Review: When the brain creates new connections, it immediately coats that link with a chemical to make it forget what it learned (this is to avoid a brain-wide meltdown). To overcome this, we must consciously create a coating of mylin so it won’t be forgotten. Thus, it is not a matter of how long we study, but of how many times we briefly review what we have learned or how many times we use a new concept. The first review creates one coat of mylin; the fourth creates four coats of mylin. Add up four reviews and you have ten coats of mylin, and a long-lasting connection.

So, review your notes from the meeting. Pass along what you have learned at the NMSA in more than one way: email a colleague, tell stories, teach via blogging, make school-wide proposals on the wiki (I’ve created a space for this), copy a handout for our shared file (to be placed by the copier) and write a note about its relevance. Each time you do something, you will be making the connections stronger in your own mind.

Re-teaching:
Contrary to popular belief, it is not the same thing over again only louder and slower. Re-teaching involves new strategies or formats. Teach to a different learning preference each time: oral, auditory, visual, kinetic. Use students who “got it” the first time.

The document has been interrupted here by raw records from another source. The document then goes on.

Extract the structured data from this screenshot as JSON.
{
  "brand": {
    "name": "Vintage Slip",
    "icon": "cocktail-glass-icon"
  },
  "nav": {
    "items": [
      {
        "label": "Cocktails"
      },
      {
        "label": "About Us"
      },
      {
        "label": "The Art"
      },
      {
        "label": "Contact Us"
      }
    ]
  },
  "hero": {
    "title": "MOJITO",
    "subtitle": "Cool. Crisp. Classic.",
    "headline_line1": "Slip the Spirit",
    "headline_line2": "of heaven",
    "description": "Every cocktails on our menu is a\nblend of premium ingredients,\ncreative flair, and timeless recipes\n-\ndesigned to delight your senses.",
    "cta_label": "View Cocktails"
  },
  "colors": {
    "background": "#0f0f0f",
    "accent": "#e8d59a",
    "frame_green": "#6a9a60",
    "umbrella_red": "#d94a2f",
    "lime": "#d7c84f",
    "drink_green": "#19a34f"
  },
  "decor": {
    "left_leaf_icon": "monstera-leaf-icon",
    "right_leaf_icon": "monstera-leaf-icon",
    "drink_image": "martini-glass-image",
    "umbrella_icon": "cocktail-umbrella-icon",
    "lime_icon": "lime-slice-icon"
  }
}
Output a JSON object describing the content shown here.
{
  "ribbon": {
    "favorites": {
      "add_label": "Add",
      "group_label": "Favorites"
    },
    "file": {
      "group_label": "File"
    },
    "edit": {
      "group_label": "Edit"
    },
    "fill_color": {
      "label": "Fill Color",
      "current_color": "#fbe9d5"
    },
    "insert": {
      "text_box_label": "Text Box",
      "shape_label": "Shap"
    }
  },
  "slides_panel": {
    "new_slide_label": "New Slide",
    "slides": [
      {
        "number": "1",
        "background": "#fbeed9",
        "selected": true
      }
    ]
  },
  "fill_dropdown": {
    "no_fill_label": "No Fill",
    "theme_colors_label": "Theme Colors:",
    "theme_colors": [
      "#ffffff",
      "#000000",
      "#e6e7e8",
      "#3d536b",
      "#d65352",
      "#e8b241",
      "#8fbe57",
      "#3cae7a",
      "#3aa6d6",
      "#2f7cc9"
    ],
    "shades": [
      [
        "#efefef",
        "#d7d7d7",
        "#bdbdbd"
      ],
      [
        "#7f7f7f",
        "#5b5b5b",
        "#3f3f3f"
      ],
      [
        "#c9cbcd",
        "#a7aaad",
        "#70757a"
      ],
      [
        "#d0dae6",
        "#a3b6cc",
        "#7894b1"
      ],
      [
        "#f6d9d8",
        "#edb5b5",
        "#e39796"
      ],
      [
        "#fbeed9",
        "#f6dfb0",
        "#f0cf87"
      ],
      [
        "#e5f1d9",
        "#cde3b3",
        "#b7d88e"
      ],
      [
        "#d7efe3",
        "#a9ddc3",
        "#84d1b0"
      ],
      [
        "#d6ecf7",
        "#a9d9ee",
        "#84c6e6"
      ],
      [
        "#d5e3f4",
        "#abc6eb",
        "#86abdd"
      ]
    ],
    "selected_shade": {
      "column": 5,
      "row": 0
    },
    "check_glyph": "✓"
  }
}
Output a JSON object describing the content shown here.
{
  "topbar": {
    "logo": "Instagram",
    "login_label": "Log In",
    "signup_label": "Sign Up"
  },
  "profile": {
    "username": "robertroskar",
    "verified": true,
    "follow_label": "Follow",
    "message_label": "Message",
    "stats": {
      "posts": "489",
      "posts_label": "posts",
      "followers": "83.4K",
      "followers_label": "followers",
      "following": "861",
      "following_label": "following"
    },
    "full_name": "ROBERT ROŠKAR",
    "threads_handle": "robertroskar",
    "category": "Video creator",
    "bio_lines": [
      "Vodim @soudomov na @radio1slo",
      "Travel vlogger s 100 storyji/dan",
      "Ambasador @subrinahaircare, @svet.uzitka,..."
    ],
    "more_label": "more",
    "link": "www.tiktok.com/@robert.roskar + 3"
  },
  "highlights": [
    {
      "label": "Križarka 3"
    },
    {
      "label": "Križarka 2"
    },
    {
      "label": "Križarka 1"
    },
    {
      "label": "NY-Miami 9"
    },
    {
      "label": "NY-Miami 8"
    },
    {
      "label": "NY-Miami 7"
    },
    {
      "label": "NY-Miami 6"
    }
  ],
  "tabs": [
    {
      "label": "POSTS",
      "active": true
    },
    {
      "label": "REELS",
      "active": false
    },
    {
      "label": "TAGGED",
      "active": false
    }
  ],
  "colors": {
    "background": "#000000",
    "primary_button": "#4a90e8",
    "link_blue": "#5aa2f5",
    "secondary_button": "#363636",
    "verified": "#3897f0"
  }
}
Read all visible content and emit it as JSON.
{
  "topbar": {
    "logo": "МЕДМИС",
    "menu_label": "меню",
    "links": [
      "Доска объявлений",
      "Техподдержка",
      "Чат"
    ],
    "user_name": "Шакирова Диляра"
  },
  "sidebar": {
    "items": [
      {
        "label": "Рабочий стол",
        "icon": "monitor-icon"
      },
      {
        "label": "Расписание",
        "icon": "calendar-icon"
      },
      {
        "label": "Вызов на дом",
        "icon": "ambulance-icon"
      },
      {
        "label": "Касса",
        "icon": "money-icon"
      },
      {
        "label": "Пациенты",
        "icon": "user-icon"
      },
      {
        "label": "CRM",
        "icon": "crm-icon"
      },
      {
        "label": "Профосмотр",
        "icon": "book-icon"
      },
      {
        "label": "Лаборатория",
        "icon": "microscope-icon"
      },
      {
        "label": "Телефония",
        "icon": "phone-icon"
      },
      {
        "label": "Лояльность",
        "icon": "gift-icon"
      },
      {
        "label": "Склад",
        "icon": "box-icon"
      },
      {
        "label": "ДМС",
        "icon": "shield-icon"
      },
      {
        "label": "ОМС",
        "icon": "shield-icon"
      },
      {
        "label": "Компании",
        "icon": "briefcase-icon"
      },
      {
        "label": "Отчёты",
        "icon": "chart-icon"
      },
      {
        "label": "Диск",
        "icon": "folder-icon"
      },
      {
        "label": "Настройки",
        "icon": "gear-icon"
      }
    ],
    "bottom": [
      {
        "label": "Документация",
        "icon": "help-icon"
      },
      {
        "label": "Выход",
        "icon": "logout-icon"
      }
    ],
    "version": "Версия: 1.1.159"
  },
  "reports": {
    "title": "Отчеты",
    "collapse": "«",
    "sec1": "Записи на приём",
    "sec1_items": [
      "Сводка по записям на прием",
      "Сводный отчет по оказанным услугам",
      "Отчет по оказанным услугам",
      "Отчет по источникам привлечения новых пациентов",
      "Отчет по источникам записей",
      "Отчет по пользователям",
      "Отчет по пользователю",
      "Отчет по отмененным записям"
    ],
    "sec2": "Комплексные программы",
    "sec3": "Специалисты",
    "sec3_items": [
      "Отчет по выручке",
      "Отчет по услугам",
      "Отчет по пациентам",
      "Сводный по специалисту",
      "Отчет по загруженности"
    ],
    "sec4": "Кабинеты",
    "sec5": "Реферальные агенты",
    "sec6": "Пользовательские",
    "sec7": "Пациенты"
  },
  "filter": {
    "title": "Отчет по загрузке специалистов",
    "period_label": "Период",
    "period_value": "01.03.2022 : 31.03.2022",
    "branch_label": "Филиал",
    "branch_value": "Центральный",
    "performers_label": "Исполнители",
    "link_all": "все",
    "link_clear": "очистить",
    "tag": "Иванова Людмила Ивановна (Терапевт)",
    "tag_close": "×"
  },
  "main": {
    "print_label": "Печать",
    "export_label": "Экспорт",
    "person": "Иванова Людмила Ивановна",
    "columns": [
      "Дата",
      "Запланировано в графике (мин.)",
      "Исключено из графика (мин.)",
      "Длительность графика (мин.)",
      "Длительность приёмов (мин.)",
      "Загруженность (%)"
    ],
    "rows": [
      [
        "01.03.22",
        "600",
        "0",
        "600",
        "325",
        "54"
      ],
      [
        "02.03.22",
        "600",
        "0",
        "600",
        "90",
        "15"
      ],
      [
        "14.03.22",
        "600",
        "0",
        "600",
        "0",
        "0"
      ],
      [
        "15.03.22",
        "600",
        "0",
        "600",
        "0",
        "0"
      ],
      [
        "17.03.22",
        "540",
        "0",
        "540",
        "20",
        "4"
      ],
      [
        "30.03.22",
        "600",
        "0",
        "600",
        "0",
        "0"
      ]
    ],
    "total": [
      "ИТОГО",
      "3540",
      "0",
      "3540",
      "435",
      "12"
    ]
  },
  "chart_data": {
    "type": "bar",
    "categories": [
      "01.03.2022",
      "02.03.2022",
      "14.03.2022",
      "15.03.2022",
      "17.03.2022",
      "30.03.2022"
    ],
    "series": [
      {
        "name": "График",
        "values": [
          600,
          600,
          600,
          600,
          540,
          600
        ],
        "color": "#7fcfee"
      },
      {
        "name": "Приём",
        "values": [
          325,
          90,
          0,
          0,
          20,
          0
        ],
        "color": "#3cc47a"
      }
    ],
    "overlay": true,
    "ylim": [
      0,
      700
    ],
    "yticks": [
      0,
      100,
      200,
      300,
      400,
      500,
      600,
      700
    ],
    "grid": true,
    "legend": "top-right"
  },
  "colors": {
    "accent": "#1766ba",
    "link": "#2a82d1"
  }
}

Don’t be afraid to tell people something they’ve heard before. Put it in a new format, perhaps a PowerPoint or iMovie?

Relevancy:
This comes in two varieties – making it relevant to your life and making sense of why you are doing it.

Come up with a way you can immediately apply something you’ve learned in one of your classes (thus, making it relevant to your life). Remind yourself you are doing this because it helps you retain what you have learned (thus, meta-cognitively reinforcing your learning)

Ready for what is next:
preview.

Give me a blurb of your “nugget” for Friday’s meeting? Pique our interest? I’ll create a trailer? Okay, maybe an agenda?

Sunday, October 07, 2007

Colorful



At the Heart of Texas Fair, in Waco, last night. Forgot my camera, so I used my phone, and this is what I got. Looking for color where we can find it, adding color to our lives.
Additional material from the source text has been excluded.